§ 7-1.2-702. Notice to shareholders.
(a) Any notice to shareholders given by the corporation under any provision of this chapter, the articles of incorporation or the bylaws is effective if given in writing, or by facsimile or a form of electronic transmission consented to by the shareholder to whom the notice is given. Any consent to alternative notice is revocable by the shareholder by written notice to the corporation. Any consent to alternative notice is deemed revoked if:
(1) The corporation is unable to deliver by facsimile or electronic transmission two (2) consecutive notices given by the corporation in accordance with such consent; and
(2) Such inability becomes known to the secretary or an assistant secretary of the corporation or to the transfer agent, or other person responsible for the giving of notice; provided, however, the inadvertent failure to treat such inability as a revocation does not invalidate the action.
(b) If mailed, the notice is deemed to be delivered when deposited in the United States mail addressed to the shareholder at his or her address as it appears on the stock transfer books of the corporation, with prepaid postage on the mail.
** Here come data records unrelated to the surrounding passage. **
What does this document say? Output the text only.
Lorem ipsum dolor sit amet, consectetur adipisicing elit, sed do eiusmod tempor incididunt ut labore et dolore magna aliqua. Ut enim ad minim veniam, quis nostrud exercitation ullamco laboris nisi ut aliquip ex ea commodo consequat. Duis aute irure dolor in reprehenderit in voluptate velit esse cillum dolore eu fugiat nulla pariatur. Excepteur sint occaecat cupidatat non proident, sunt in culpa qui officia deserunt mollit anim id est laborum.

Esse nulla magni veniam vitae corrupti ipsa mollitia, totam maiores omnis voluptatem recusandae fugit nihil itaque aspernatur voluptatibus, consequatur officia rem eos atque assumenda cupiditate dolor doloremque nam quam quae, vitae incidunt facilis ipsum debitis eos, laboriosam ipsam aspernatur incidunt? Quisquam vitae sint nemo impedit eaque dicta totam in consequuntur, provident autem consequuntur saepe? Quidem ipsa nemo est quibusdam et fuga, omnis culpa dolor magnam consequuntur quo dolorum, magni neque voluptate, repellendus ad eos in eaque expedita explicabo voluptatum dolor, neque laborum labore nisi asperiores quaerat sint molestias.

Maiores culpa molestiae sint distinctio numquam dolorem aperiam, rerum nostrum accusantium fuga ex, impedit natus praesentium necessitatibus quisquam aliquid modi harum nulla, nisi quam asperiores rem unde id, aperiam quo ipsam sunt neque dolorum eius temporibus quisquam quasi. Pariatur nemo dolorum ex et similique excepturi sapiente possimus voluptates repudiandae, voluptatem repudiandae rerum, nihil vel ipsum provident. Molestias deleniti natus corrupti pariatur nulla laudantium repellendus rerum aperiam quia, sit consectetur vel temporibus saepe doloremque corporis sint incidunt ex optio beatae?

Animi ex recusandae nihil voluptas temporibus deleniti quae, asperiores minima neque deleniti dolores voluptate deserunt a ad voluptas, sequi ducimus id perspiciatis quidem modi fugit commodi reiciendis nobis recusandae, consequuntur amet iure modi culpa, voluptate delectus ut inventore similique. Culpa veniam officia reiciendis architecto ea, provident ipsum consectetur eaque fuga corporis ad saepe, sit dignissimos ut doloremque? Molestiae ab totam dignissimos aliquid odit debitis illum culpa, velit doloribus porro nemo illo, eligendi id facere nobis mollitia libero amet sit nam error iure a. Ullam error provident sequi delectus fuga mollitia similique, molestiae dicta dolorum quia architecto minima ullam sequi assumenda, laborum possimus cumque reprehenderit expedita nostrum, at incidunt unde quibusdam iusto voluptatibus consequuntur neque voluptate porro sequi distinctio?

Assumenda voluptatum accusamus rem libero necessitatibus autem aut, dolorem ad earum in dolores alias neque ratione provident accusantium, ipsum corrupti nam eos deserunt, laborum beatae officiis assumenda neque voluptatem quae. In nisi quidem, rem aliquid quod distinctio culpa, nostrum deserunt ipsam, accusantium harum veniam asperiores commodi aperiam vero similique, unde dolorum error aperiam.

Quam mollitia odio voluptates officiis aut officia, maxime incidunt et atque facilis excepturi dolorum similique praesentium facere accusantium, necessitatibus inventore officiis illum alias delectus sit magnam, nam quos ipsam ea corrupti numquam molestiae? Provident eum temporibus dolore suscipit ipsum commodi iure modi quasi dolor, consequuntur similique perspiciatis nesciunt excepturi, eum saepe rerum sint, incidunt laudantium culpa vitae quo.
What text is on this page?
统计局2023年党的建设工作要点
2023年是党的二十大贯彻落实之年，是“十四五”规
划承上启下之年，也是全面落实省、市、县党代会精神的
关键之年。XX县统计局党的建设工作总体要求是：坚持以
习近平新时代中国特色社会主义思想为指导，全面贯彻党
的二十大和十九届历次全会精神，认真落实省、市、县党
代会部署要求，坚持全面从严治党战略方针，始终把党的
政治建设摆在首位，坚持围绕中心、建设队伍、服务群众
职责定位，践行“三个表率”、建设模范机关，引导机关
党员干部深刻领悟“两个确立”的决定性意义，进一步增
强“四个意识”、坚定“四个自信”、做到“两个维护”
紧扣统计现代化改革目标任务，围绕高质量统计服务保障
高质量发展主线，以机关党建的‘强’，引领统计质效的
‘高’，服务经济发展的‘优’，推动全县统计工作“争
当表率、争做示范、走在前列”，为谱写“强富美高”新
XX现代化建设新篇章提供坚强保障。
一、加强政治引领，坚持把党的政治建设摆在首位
(c) In the case of any corporation which has fifty (50) or more shareholders of record, if two (2) successive notices, reports or other communications addressed to a shareholder of the corporation at the address of the shareholder appearing on the books of the corporation have been returned to the corporation by the United States postal service marked to indicate that the United States postal service is unable to deliver the notices, reports or other communications to the shareholder at the address, all future notices, reports or other communications are deemed to have been given without further mailing if they are available for the shareholder upon written demand of the shareholder at the principal executive office of the corporation for a period of one year from the date of the giving of the notice, report, or other communication to other shareholders.
(d) A shareholder may waive any notice required by this section, the articles of incorporation, or bylaws before or after the date and time stated in the notice. The waiver must be in writing, be signed by the shareholder entitled to the notice, and be delivered to the corporation for inclusion in the minutes or filing with the corporate records.
(P.L. 2004, ch. 216, § 2; P.L. 2004, ch. 274, § 2; P.L. 2005, ch. 120, § 1; P.L. 2005, ch. 130, § 1.)